Sea-Eye wird in drei Punkten beschuldigt:

Missachtung von Anweisungen der Seenotleitung (MRCC Rom):
Der Kapitän habe Informationen nicht vollständig übermittelt und die selektive Übergabe einzelner Personen an die Küstenwache verweigert – mit dem Hinweis, dass alle Menschen an Bord schutzbedürftig sind.

Verzögerter Antrag auf Ausschiffung:
Der SEA-EYE 5 wird vorgeworfen, den Ausschiffungshafen nicht „rechtzeitig und offiziell“ beantragt zu haben. Tatsächlich stand Sea-Eye seit Beginn der Rettung in aktivem Austausch mit mehreren Seenotleitstellen, darunter Bremen und Rom. Jegliche Kommunikation wurde schriftlich dokumentiert und nachgehalten.

Verspätete Weiterfahrt zum Hafen Tarent:
Die SEA-EYE 5 habe ihre Fahrt nach der Zuweisung von Tarent nicht „ohne Verzögerung“ angetreten und über sechs Stunden vor Pozzallo ausgeharrt. Pozzallo wurde der SEA-EYE 5 offiziell als Port of Safety zugewiesen. Dass die SEA-EYE 5 so lange vor dem Hafen warten musste, lag daran, dass die geplante Ausschiffung durch die Seenotleitstelle in Rom gestrichen wurde. Die Anforderungen des Transshipments sowie Anweisung zur Weiterfahrt waren aus Sicht von Sea-Eye nicht mit der Sicherheitslage an Bord sowie den technischen Gegebenheiten des Schiffs vereinbar.

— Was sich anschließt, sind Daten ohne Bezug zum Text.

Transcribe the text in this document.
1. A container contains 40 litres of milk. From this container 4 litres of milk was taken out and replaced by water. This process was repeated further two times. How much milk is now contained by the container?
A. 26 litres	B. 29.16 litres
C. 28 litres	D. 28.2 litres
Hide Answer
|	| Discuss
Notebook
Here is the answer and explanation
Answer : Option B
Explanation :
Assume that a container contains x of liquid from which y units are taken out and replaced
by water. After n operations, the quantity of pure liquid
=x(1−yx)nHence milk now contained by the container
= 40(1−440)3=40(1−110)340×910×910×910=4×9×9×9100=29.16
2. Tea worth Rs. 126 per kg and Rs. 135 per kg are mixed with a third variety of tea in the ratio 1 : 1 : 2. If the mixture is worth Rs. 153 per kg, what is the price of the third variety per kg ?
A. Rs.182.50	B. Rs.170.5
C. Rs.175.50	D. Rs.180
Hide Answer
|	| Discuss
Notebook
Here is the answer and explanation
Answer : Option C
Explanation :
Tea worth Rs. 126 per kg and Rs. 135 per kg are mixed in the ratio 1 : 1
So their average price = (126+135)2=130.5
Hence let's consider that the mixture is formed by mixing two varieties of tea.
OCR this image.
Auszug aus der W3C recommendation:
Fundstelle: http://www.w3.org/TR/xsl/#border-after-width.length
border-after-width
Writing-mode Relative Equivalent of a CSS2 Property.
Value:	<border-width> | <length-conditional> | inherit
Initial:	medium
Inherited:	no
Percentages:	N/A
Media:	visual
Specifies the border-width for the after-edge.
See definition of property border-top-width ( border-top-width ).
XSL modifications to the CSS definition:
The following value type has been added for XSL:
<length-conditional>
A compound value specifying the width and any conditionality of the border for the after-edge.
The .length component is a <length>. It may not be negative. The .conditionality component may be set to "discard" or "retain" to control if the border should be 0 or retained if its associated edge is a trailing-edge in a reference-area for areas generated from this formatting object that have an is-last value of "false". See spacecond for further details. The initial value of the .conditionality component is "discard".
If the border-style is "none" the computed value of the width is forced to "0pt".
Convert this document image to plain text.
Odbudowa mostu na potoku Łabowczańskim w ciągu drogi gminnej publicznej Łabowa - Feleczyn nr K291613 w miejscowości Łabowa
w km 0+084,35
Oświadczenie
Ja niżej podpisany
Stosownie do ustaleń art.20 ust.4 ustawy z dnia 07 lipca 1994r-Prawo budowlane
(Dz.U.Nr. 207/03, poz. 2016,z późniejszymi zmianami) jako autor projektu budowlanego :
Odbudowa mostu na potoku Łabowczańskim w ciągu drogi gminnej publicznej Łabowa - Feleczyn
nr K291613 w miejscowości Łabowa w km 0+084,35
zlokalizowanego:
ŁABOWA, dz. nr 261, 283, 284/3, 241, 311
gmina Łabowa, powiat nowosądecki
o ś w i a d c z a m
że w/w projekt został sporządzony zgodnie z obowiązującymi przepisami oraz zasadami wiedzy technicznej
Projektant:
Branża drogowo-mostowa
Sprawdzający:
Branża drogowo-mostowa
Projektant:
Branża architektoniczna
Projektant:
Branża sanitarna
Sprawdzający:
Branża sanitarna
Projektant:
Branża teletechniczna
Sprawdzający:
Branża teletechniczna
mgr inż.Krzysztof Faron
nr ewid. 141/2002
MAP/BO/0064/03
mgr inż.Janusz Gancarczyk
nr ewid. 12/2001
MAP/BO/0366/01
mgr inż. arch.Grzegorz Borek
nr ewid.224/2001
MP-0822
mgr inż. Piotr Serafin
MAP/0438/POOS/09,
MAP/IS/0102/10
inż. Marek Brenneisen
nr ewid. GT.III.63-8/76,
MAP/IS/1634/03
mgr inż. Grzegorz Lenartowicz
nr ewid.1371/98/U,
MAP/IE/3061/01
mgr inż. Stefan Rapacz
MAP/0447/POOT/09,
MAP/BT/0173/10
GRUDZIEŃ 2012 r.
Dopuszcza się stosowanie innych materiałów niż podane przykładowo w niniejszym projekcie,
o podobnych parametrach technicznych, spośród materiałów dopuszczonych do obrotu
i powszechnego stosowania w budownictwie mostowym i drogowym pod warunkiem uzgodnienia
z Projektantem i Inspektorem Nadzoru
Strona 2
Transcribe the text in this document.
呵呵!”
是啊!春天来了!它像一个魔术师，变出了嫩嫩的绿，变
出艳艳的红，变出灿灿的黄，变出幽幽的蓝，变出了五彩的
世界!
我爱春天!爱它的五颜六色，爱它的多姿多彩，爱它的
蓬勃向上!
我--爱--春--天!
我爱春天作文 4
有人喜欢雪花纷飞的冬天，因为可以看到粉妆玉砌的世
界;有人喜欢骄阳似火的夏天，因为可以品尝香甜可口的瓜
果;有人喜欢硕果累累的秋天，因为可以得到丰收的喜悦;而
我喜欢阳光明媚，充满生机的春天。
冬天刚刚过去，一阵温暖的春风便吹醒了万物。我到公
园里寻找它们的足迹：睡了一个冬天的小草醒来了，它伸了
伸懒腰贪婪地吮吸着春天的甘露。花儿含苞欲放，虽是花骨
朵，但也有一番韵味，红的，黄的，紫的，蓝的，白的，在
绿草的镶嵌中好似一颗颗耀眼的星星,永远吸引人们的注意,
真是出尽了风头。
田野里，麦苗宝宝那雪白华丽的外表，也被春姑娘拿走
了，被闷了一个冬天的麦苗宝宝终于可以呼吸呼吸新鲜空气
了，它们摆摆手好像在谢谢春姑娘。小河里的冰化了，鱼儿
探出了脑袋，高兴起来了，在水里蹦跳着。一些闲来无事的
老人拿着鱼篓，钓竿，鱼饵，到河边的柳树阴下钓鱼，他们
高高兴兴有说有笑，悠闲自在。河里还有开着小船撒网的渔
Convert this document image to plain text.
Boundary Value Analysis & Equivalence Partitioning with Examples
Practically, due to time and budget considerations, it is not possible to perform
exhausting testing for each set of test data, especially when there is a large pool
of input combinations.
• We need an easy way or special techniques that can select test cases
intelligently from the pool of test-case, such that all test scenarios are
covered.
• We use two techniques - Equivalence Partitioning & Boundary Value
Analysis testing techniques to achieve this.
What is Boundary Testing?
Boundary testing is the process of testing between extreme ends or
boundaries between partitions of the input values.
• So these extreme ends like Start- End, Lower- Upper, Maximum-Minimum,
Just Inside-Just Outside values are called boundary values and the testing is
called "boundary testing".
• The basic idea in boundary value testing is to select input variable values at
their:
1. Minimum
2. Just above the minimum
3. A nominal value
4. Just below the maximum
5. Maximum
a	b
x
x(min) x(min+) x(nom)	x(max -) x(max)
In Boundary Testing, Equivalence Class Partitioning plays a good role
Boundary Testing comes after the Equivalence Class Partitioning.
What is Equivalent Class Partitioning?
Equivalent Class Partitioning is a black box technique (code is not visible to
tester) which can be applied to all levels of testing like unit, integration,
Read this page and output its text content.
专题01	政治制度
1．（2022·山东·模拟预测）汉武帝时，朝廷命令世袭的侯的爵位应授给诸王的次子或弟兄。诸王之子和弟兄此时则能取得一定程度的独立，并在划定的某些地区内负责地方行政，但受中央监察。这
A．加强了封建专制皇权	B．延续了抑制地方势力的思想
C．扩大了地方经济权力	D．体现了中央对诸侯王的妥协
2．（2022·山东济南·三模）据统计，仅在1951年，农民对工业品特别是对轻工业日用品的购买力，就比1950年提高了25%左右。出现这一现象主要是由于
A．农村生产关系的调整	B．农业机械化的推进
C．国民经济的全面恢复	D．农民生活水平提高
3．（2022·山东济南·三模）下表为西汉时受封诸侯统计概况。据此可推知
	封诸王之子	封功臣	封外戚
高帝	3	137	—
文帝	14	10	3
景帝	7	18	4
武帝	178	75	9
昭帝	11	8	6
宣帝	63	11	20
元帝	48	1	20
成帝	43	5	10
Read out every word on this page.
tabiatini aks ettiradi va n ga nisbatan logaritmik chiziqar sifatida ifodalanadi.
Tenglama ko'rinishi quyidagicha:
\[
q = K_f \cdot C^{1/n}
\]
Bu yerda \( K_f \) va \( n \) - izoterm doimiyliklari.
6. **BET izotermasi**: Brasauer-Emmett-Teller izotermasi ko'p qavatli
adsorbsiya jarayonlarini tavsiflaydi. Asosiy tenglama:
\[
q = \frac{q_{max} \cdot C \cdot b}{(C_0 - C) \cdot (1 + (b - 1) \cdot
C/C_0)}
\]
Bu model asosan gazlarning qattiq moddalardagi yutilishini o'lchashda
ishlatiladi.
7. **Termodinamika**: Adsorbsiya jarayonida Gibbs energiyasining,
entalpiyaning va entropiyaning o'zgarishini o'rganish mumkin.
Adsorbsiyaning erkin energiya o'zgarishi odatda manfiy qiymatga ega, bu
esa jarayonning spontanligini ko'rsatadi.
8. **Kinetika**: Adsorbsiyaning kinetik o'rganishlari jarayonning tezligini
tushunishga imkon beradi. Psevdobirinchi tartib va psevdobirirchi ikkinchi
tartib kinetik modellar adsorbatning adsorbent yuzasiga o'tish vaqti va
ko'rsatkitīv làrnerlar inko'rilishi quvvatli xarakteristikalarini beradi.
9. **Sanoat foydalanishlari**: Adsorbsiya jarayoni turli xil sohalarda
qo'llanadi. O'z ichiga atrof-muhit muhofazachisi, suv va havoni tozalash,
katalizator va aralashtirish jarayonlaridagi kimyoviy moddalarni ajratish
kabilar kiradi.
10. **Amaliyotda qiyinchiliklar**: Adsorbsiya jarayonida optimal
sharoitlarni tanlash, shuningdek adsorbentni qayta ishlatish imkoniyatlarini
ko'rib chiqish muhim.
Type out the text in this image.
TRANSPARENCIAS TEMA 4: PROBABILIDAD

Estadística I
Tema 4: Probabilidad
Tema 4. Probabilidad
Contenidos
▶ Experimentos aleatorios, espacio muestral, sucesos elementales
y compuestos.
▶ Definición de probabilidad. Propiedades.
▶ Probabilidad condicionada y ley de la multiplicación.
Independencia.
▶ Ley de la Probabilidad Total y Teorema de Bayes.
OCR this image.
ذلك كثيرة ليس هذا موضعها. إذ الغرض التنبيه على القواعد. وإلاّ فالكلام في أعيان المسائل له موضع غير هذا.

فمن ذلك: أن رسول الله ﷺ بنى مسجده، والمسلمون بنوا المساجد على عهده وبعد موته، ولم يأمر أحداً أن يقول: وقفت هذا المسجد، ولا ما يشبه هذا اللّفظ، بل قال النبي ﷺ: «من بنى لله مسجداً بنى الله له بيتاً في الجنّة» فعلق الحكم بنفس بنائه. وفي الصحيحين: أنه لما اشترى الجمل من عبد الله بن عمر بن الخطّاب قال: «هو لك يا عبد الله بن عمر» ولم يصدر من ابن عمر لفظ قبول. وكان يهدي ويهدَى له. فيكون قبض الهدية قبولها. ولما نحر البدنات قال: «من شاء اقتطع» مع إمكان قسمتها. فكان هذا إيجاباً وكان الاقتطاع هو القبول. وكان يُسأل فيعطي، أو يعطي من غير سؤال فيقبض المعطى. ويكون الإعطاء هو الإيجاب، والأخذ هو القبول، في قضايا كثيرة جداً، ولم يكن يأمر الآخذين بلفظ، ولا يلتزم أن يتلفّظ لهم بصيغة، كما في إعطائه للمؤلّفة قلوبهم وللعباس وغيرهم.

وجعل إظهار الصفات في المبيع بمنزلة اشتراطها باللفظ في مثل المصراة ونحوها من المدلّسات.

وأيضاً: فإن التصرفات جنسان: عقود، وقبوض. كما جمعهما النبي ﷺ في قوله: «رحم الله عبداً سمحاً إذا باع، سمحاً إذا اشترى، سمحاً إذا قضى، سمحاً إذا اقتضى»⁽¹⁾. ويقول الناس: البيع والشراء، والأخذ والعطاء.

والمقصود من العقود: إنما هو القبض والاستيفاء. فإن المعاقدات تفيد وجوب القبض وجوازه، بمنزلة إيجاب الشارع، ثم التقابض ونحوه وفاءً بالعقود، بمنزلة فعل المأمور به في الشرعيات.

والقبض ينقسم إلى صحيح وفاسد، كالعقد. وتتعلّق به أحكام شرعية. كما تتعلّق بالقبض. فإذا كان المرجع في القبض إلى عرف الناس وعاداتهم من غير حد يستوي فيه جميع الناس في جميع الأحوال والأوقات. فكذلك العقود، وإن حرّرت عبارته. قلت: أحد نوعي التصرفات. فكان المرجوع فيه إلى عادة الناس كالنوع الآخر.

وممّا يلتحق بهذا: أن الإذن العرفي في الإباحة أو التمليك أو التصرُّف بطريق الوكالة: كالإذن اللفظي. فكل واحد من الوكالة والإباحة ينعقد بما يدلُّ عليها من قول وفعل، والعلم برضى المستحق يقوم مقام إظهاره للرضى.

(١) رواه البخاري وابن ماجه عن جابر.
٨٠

Sea-Eye weist Vorwürfe entschieden zurück

„Die Vorwürfe sind konstruiert, um Rettungseinsätze zu kriminalisieren. Unsere Crew hat jederzeit im Sinne der geretteten Menschen und im Einklang mit dem internationalen Seerecht gehandelt. Die Festsetzung zeigt einmal mehr, dass die italienischen Behörden zivile Rettungsschiffe systematisch verdrängen wollen”, so Isler.

Sea-Eye kündigte an, juristisch gegen die Festsetzung vorzugehen. Die Organisation sieht in der aktuellen Maßnahme eine Fortsetzung der repressiven italienischen Hafenpolitik, die bereits im Fall des zivilen Rettungsschiffs NADIR für internationale Kritik gesorgt hatte.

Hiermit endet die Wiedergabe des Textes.